Following is a description of awareness. What if we were able to measure children and ascertain the nature of their genetic predispositions?

I have the short/short expression of the Serotonin Transporter Gene

*As I sat absorbing this information, the chill came to seem less the coldness of fear than a shiver of abrupt and inverted self-knowledge—of suddenly knowing with certainty something I had long suspected, and finding that it meant something other than I thought it would. *

*The orchid hypothesis suggested that this particular allele, the rarest and riskiest of the serotonin-transporter gene’s three variants, made me not just more vulnerable but more plastic. And that new way of thinking changed things. *

*I felt no sense that I carried a handicap that would render my efforts futile should I again face deep trouble. In fact, I felt a heightened sense of agency. Anything and everything I did to improve my own environment and experience—every intervention I ran on myself, as it were—would have a magnified effect. *

In that light, my short/short allele now seems to me less like a trapdoor through which I might fall than like a springboard—slippery and somewhat fragile, perhaps, but a springboard all the same.

As the evolutionary anthropologists Gregory Cochran and Henry Harpending have pointed out, (The 10,000 Year Explosion), the past 50,000 years—the period in which orchid genes seem to have emerged and expanded—is also the period during which Homo Sapiens started to get seriously human, and during which sparse populations in Africa expanded to cover the globe in great numbers. They make the case that human beings have come to dominate the planet because certain key mutations allowed human evolution to accelerate—a process that the orchid-dandelion hypothesis certainly helps explain.

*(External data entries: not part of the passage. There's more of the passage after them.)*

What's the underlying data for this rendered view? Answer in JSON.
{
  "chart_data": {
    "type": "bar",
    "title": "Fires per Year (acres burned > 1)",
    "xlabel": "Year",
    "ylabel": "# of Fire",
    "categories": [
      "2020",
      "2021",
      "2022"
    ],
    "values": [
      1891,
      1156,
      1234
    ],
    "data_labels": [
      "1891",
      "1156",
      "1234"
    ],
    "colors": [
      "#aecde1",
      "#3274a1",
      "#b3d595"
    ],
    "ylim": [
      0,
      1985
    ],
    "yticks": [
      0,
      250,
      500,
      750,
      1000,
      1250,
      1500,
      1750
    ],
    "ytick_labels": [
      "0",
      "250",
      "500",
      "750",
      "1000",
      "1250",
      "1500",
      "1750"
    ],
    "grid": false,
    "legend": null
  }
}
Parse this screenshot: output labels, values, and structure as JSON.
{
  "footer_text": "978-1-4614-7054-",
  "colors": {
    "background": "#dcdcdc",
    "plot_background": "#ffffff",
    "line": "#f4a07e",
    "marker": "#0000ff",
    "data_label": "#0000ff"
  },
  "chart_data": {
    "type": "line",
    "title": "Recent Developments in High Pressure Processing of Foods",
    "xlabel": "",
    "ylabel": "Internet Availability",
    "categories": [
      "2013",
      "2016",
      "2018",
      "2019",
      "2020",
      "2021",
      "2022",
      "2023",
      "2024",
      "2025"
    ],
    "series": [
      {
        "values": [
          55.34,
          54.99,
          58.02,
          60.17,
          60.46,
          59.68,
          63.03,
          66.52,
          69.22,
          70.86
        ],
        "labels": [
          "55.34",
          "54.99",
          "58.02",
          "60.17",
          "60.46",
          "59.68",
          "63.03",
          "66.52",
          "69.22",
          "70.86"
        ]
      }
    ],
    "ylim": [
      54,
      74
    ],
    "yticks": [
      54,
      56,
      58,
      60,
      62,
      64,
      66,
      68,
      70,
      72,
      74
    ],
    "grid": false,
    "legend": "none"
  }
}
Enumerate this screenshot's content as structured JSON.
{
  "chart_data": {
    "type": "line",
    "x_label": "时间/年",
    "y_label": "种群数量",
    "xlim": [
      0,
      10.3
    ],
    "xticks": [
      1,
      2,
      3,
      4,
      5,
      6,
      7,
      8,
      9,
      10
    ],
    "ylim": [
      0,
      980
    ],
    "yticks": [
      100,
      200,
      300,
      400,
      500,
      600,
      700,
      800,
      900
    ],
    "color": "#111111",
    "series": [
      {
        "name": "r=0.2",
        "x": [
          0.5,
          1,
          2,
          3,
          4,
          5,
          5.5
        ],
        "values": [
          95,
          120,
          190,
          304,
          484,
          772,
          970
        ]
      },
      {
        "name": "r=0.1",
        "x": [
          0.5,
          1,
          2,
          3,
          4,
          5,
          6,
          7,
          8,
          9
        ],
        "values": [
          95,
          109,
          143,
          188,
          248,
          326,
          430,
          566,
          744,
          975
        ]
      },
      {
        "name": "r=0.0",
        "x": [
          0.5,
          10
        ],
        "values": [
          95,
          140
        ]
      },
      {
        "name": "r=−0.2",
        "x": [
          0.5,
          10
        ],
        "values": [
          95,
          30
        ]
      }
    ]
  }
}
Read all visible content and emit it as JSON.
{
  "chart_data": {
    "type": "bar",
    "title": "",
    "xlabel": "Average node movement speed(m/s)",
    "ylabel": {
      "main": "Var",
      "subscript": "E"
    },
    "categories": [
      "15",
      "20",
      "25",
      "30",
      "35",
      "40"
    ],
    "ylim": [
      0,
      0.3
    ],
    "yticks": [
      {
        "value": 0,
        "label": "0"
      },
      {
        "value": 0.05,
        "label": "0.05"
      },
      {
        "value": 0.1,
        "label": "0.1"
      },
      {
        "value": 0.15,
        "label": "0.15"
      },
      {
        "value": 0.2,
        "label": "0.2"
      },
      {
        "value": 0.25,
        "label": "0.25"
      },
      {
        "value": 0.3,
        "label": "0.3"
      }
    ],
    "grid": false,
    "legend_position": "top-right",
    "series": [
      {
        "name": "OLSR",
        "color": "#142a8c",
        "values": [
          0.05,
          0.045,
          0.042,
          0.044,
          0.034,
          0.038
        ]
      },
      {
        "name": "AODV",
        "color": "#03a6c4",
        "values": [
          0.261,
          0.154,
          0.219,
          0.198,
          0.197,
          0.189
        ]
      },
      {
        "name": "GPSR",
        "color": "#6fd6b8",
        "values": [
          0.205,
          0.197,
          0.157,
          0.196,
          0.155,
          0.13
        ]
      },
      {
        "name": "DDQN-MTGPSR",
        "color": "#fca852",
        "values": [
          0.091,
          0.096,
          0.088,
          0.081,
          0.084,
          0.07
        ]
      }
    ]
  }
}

Changes in environment or culture would affect an allele’s prevalence. The orchid variant of the DRD4 gene, for instance, increases risk of ADHD (a syndrome best characterized, Cochran and Harpending write, “by actions that annoy elementary-school teachers”). Yet attentional restlessness can serve people well in environments that reward sensitivity to new stimuli. The current growth of multitasking, for instance, may help select for just such attentional agility. Complain all you want that it’s an increasingly ADHD world these days—but to judge by the spread of DRD4’s risk allele, it’s been an increasingly ADHD world for about 50,000 years.


DAVID DOBBS The Atlantic – the Science of Success was a source for much of the thinking behind this article.